The Box That Changed The World


Happy Birthday to the Box that Changed the World
First Containerized Cargo Shipped 50 Years Ago

Newark, N.J. – April 26, 2006-- It was 50 years ago today that Malcolm P. McLean's Pan-Atlantic Steamship company launched the SS Ideal X from Port Newark. On board: 58 trailers that could be loaded directly onto trucks or railcars when they reached the Port of Houston. In 1961, the International Standards Committee would establish the TEU (twenty-foot-equivalent-unit) standard container measure by which PIERS, leading source of containerized trade data, tracks fluctuating U.S. import-export volumes.

"“Today, close to 95% of U.S. trade by volume is containerized," says Brendan McCahill, PIERS COO, "with the largest vessels capable of carrying over 8,500 TEUS."

According to McCahill, containerized transport's low costs, high speed and relative security transformed cargo contents. "The data shows a transformation in cargoes from commodities, which represented some 40% of U.S. import-export shipments 100 years ago, to manufactured goods, representing over 80% of U.S. international commerce today. The transformation begins mid-century with containerization."
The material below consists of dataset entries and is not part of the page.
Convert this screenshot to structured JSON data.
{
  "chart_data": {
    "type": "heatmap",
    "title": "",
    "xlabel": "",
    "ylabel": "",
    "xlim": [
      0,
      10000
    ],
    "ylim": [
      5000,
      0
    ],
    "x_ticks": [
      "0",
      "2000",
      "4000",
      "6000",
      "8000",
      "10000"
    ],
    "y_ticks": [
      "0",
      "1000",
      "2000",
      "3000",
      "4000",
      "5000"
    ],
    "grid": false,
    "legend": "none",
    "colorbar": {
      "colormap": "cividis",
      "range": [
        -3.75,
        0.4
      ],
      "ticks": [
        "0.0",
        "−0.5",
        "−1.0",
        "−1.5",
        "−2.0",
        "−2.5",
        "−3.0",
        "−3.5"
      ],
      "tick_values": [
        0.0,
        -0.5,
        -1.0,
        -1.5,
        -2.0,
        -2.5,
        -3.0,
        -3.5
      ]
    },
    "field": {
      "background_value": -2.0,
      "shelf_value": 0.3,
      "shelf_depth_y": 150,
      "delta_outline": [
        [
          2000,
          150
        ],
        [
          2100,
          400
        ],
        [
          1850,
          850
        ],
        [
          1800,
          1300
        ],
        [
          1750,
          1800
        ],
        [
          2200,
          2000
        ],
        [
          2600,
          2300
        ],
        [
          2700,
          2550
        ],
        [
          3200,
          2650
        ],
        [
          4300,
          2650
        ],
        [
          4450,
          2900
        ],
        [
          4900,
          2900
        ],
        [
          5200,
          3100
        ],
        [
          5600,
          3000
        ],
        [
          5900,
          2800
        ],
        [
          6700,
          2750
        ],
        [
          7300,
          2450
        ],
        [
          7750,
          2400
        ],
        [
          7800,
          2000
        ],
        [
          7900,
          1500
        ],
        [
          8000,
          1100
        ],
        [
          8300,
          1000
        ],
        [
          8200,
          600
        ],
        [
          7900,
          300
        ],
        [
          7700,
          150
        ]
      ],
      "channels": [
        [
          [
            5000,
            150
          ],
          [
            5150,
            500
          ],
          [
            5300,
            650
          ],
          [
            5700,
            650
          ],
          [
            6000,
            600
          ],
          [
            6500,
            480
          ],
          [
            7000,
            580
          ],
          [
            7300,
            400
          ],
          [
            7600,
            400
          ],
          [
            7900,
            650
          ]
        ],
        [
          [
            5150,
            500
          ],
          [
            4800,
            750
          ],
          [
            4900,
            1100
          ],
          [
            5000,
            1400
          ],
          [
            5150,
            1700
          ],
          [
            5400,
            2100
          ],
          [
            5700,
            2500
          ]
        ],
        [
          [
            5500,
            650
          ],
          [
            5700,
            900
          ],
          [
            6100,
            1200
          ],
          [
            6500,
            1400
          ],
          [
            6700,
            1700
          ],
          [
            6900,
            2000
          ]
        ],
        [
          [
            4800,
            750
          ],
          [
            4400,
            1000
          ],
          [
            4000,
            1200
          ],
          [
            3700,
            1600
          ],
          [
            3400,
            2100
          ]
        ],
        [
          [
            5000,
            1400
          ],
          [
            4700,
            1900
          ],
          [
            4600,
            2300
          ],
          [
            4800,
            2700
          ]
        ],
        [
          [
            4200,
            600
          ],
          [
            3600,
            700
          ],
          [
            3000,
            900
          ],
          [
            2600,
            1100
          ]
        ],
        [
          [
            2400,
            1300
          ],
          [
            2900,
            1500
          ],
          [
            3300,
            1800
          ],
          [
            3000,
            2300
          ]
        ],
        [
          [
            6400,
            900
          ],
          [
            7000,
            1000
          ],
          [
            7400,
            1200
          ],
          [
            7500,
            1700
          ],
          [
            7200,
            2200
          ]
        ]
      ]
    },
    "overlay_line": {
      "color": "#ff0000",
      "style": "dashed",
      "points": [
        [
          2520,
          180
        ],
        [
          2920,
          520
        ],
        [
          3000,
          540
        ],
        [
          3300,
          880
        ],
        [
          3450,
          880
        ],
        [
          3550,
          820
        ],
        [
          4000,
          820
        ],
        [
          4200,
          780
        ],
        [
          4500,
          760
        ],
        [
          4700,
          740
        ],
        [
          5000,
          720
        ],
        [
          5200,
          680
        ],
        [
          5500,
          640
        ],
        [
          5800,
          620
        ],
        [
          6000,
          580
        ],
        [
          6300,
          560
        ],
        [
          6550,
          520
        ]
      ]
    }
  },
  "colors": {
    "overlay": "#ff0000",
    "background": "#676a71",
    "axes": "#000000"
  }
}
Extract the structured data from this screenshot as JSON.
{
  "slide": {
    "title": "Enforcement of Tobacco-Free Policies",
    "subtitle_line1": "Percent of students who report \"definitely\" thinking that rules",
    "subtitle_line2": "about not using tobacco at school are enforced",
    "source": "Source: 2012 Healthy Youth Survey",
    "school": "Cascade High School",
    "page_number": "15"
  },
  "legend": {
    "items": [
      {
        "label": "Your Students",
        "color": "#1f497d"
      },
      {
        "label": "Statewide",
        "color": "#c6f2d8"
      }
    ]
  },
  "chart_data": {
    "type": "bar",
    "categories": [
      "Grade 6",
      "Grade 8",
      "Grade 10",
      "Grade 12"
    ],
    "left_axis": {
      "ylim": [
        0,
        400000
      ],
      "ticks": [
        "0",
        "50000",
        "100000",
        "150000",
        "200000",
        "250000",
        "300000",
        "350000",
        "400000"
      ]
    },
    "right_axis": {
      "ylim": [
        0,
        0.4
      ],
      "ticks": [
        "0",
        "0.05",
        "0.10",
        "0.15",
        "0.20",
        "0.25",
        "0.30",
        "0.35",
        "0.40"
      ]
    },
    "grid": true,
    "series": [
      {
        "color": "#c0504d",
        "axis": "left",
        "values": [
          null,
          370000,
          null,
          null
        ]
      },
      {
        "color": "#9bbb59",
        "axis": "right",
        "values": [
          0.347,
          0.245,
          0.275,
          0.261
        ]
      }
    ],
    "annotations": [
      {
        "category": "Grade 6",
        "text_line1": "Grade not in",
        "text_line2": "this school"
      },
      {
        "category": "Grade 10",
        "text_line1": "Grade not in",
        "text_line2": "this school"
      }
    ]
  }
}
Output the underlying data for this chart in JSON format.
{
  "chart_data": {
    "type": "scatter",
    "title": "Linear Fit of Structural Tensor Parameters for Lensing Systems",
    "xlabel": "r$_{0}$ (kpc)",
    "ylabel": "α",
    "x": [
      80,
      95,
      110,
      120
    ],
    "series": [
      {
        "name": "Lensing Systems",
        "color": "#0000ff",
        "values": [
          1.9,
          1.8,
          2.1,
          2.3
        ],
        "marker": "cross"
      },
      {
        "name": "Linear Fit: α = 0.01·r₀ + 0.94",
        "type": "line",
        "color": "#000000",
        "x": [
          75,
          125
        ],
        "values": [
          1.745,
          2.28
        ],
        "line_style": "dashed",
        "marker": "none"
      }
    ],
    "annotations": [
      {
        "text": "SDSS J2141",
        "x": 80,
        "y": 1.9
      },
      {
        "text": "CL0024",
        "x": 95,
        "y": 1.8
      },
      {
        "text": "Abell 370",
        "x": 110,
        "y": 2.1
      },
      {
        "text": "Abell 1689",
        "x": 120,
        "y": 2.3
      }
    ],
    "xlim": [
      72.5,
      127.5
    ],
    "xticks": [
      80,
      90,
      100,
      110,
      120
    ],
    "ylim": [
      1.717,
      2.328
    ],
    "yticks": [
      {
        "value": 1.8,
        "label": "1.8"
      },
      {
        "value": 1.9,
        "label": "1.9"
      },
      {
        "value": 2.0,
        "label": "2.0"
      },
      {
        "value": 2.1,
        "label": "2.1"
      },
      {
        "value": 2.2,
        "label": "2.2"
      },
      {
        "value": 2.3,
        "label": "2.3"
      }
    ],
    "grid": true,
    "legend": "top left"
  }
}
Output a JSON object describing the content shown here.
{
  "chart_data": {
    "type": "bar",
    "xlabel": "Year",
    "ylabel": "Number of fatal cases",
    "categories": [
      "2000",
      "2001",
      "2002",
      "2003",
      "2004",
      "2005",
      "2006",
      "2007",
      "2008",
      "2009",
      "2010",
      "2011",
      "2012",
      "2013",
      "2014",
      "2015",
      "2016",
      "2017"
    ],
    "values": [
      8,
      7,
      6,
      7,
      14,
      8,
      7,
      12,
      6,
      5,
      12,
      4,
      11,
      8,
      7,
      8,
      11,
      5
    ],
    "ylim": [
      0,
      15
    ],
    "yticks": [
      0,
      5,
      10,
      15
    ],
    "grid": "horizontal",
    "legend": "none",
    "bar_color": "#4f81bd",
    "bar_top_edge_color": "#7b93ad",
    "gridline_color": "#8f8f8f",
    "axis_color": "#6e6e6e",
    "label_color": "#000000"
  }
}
These "boxes" look like the back end of a tractor-trailer truck. And, in fact, they often are. These boxes allow an Italian exporter to load cartons of expensive virgin olive oil directly from his warehouse into the container, sitting on a chassis on the back of the truck, lock it and seal it. The trucker takes the container to the port, where it's loaded on a ship, or to the railyard where it's loaded on a rail flatcar and sent off to the port, where it's loaded on a ship. When the ship arrives at the U.S.--still locked and sealed, we hope!--the container is unloaded from the ship on to the truck chassis or the rail car. Eventually, that container is received at the importers warehouse, still locked and sealed, and it comes to a store near you.

Before Mr. McLean came up with this simple idea, exporters and importers expected to lose 10% of their shipments to theft and breakage. The idea of shipping something valuable--like computers, VCRs, DVDs, i-PODs--was unthinkable because the margin of loss would be too great. Because of containers, the cost of ocean freight is now a fraction of a percent of the retail cost. And manufacturing can now move overseas where labor costs and overhead are a fraction of what they would be in the U.S.

So, on the one hand we're paying much less for products than we would have without containers; on the other, containers have allowed manufacturing jobs to move overseas. While some Americans have lost jobs because of that, the standard of living in many Third World countries has improved as their job prospects have improved.

Global trade weaves a tangled web between producer and consumer and countries. Does this interdependence encourage global peace? Does it encourage global envy and resentment? Is globalization a rising tide or exploitation of the poor and weak by the rich and strong?

The answer to all of the above is "Yes." There is a mix of all of that going on. After all, we're human and only in rare cases are our motives ever pure. Certainly within a group of people (a community, a nation, a corporation, a political party, even a Church) seldom does everyone have the same motive for pursuing a common goal. Overall, I think the effects of globalization are positive. But I remain mindful there are also negative repercussions and those must be mitigated or minimized.